Nel nome di Allah Misericordiosissimo

(Non avete forse considerato coloro che hanno scambiato il favore di Dio con la miscredenza e hanno insediato il loro popolo nella dimora della perdizione?)

Un anno fa, con l'inizio del processo elettorale in questi giorni, la cosiddetta norma costituzionale non è stata discussa o contestata, e non è stata toccata né vicino né lontano.

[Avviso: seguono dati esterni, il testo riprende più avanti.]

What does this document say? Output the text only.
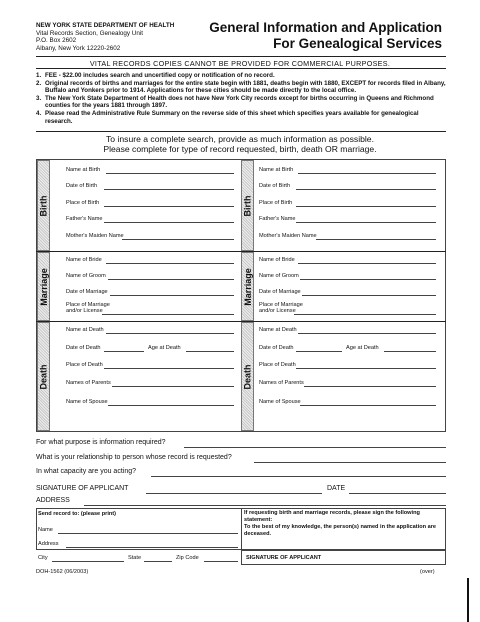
NEW YORK STATE DEPARTMENT OF HEALTH
Vital Records Section, Genealogy Unit
P.O. Box 2602
Albany, New York 12220-2602
General Information and Application
For Genealogical Services
VITAL RECORDS COPIES CANNOT BE PROVIDED FOR COMMERCIAL PURPOSES.
1. FEE - $22.00 includes search and uncertified copy or notification of no record.
2. Original records of births and marriages for the entire state begin with 1881, deaths begin with 1880, EXCEPT for records filed in Albany, Buffalo and Yonkers prior to 1914. Applications for these cities should be made directly to the local office.
3. The New York State Department of Health does not have New York City records except for births occurring in Queens and Richmond counties for the years 1881 through 1897.
4. Please read the Administrative Rule Summary on the reverse side of this sheet which specifies years available for genealogical research.
To insure a complete search, provide as much information as possible.
Please complete for type of record requested, birth, death OR marriage.
Birth
Marriage
Death
Birth
Marriage
Death
Name at Birth
Date of Birth
Place of Birth
Father's Name
Mother's Maiden Name
Name at Birth
Date of Birth
Place of Birth
Father's Name
Mother's Maiden Name
Name of Bride
Name of Groom
Date of Marriage
Place of Marriage
and/or License
Name of Bride
Name of Groom
Date of Marriage
Place of Marriage
and/or License
Name at Death
Date of Death	Age at Death
Place of Death
Names of Parents
Name of Spouse
Name at Death
Date of Death	Age at Death
Place of Death
Names of Parents
Name of Spouse
For what purpose is information required?
What is your relationship to person whose record is requested?
In what capacity are you acting?
SIGNATURE OF APPLICANT	DATE
ADDRESS
Send record to: (please print)
Name
Address
If requesting birth and marriage records, please sign the following statement:
To the best of my knowledge, the person(s) named in the application are deceased.
City	State	Zip Code	SIGNATURE OF APPLICANT
DOH-1562 (06/2003)	(over)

E dopo che il processo elettorale è stato interrotto per motivi noti a tutti e a ciascuno, definiti di forza maggiore, la cosiddetta norma costituzionale è apparsa all'improvviso, e il destino del popolo libico e il futuro delle generazioni future sono stati ipotecati su di essa, in quanto i punti controversi sono stati utilizzati per impedire ai militari e ai cittadini con doppia cittadinanza di candidarsi allo scopo di escludere alcuni individui, E questo dopo che a Ginevra, il 28 giugno 2022, era stato concordato tra i rappresentanti del Consiglio di Stato e della Camera dei Rappresentanti di escludere coloro contro i quali erano state emesse sentenze giudiziarie, anche se non definitive. Anzi, è stato impedito loro il diritto di candidarsi anche se sono stati assolti e riabilitati in modo chiaro e diretto. Per una persona specifica, che porterà all'aborto delle elezioni, che tutti ritengono essere l'unica via d'uscita per il Paese dalla sua crisi intrattabile.

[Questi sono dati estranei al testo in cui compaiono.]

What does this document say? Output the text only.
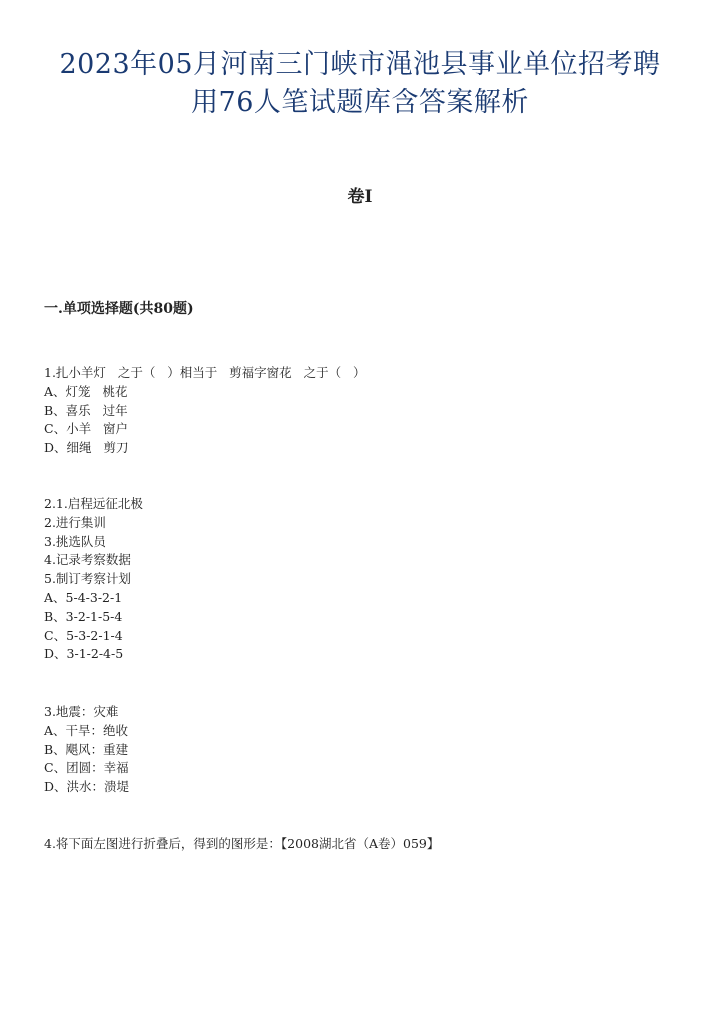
2023年05月河南三门峡市渑池县事业单位招考聘
用76人笔试题库含答案解析
卷I
一.单项选择题(共80题)
1.扎小羊灯   之于（   ）相当于   剪福字窗花   之于（   ）
A、灯笼   桃花
B、喜乐   过年
C、小羊   窗户
D、细绳   剪刀
2.1.启程远征北极
2.进行集训
3.挑选队员
4.记录考察数据
5.制订考察计划
A、5-4-3-2-1
B、3-2-1-5-4
C、5-3-2-1-4
D、3-1-2-4-5
3.地震：灾难
A、干旱：绝收
B、飓风：重建
C、团圆：幸福
D、洪水：溃堤
4.将下面左图进行折叠后，得到的图形是：【2008湖北省（A卷）059】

Coloro che ieri erano d'accordo nell'escludere una persona specifica, oggi si sono differenziati per altre persone appartenenti alle forze armate e ai detentori di altre nazionalità, facendo così entrare il Paese in un circolo vizioso senza fine, e il problema del Paese è stato ridotto a due paragrafi della norma costituzionale in evidente disprezzo della tragedia della Libia e della sofferenza del suo popolo da quasi dodici anni.

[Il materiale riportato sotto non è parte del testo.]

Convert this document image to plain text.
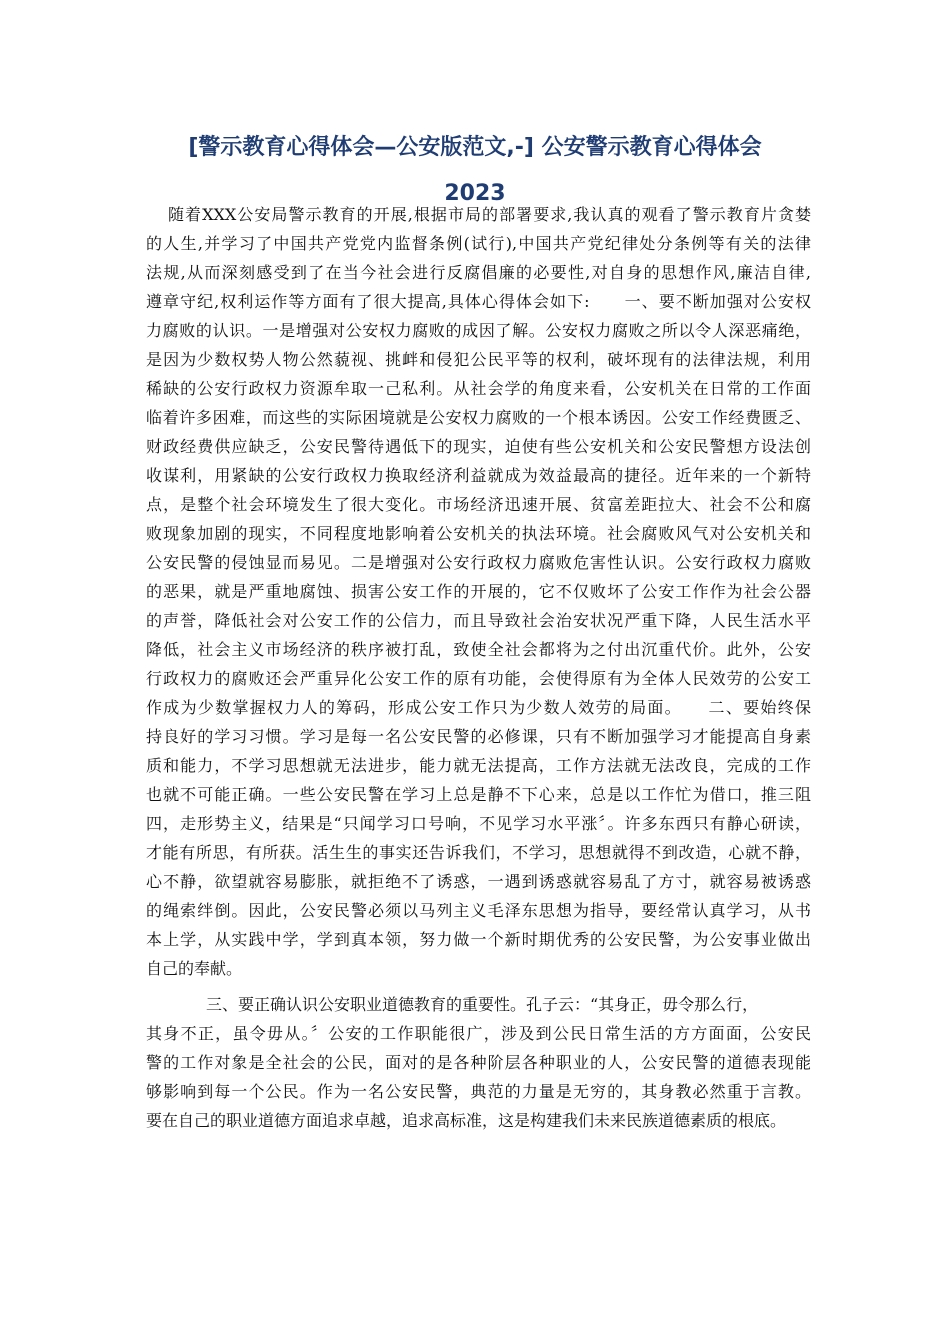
[警示教育心得体会—公安版范文,-] 公安警示教育心得体会
2023
随着XXX公安局警示教育的开展,根据市局的部署要求,我认真的观看了警示教育片贪婪
的人生,并学习了中国共产党党内监督条例(试行),中国共产党纪律处分条例等有关的法律
法规,从而深刻感受到了在当今社会进行反腐倡廉的必要性,对自身的思想作风,廉洁自律,
遵章守纪,权利运作等方面有了很大提高,具体心得体会如下:　　一、要不断加强对公安权
力腐败的认识。一是增强对公安权力腐败的成因了解。公安权力腐败之所以令人深恶痛绝，
是因为少数权势人物公然藐视、挑衅和侵犯公民平等的权利，破坏现有的法律法规，利用
稀缺的公安行政权力资源牟取一己私利。从社会学的角度来看，公安机关在日常的工作面
临着许多困难，而这些的实际困境就是公安权力腐败的一个根本诱因。公安工作经费匮乏、
财政经费供应缺乏，公安民警待遇低下的现实，迫使有些公安机关和公安民警想方设法创
收谋利，用紧缺的公安行政权力换取经济利益就成为效益最高的捷径。近年来的一个新特
点，是整个社会环境发生了很大变化。市场经济迅速开展、贫富差距拉大、社会不公和腐
败现象加剧的现实，不同程度地影响着公安机关的执法环境。社会腐败风气对公安机关和
公安民警的侵蚀显而易见。二是增强对公安行政权力腐败危害性认识。公安行政权力腐败
的恶果，就是严重地腐蚀、损害公安工作的开展的，它不仅败坏了公安工作作为社会公器
的声誉，降低社会对公安工作的公信力，而且导致社会治安状况严重下降，人民生活水平
降低，社会主义市场经济的秩序被打乱，致使全社会都将为之付出沉重代价。此外，公安
行政权力的腐败还会严重异化公安工作的原有功能，会使得原有为全体人民效劳的公安工
作成为少数掌握权力人的筹码，形成公安工作只为少数人效劳的局面。　　二、要始终保
持良好的学习习惯。学习是每一名公安民警的必修课，只有不断加强学习才能提高自身素
质和能力，不学习思想就无法进步，能力就无法提高，工作方法就无法改良，完成的工作
也就不可能正确。一些公安民警在学习上总是静不下心来，总是以工作忙为借口，推三阻
四，走形势主义，结果是“只闻学习口号响，不见学习水平涨〞。许多东西只有静心研读，
才能有所思，有所获。活生生的事实还告诉我们，不学习，思想就得不到改造，心就不静，
心不静，欲望就容易膨胀，就拒绝不了诱惑，一遇到诱惑就容易乱了方寸，就容易被诱惑
的绳索绊倒。因此，公安民警必须以马列主义毛泽东思想为指导，要经常认真学习，从书
本上学，从实践中学，学到真本领，努力做一个新时期优秀的公安民警，为公安事业做出
自己的奉献。
三、要正确认识公安职业道德教育的重要性。孔子云：“其身正，毋令那么行，
其身不正，虽令毋从。〞公安的工作职能很广，涉及到公民日常生活的方方面面，公安民
警的工作对象是全社会的公民，面对的是各种阶层各种职业的人，公安民警的道德表现能
够影响到每一个公民。作为一名公安民警，典范的力量是无穷的，其身教必然重于言教。
要在自己的职业道德方面追求卓越，追求高标准，这是构建我们未来民族道德素质的根底。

I punti controversi della norma costituzionale non sono altro che una giustificazione per l'aborto del processo elettorale da parte dei leader della scena politica che, pur essendo in disaccordo su tutto, hanno accettato di annullare le elezioni e di confiscare la volontà di cinque milioni di libici per ridurla alla volontà di cinque persone che ora controllano il destino del Paese e del suo popolo.

Il candidato presidenziale Saif al-Islam Muammar Gheddafi aveva precedentemente suggerito di rimuovere tutti i nomi controversi o di farli entrare tutti nell'arena elettorale senza escludere nessuno.
 
Di conseguenza, oggi dichiariamo apertamente la nostra opinione che tutti dovrebbero essere autorizzati a correre alle elezioni che si svolgono in una fase critica e in circostanze eccezionali che richiedono la partecipazione di tutti i candidati, perché l'esclusione di alcuni partiti potrebbe portarci a contestare i loro risultati e a non riconoscerli o a boicottarli, e la questione potrebbe persino portare ad abortirli da zero.
Inoltre, la decisione deve essere lasciata al popolo libico e si deve porre fine alla tutela delle sue decisioni e della sua volontà. Il popolo libico è diventato consapevole, conosce bene i propri interessi e distingue tra giusto e sbagliato, tra grasso e grasso.

Lascia che sia lui a decidere chi eleggere e ad assumersi la responsabilità della sua decisione.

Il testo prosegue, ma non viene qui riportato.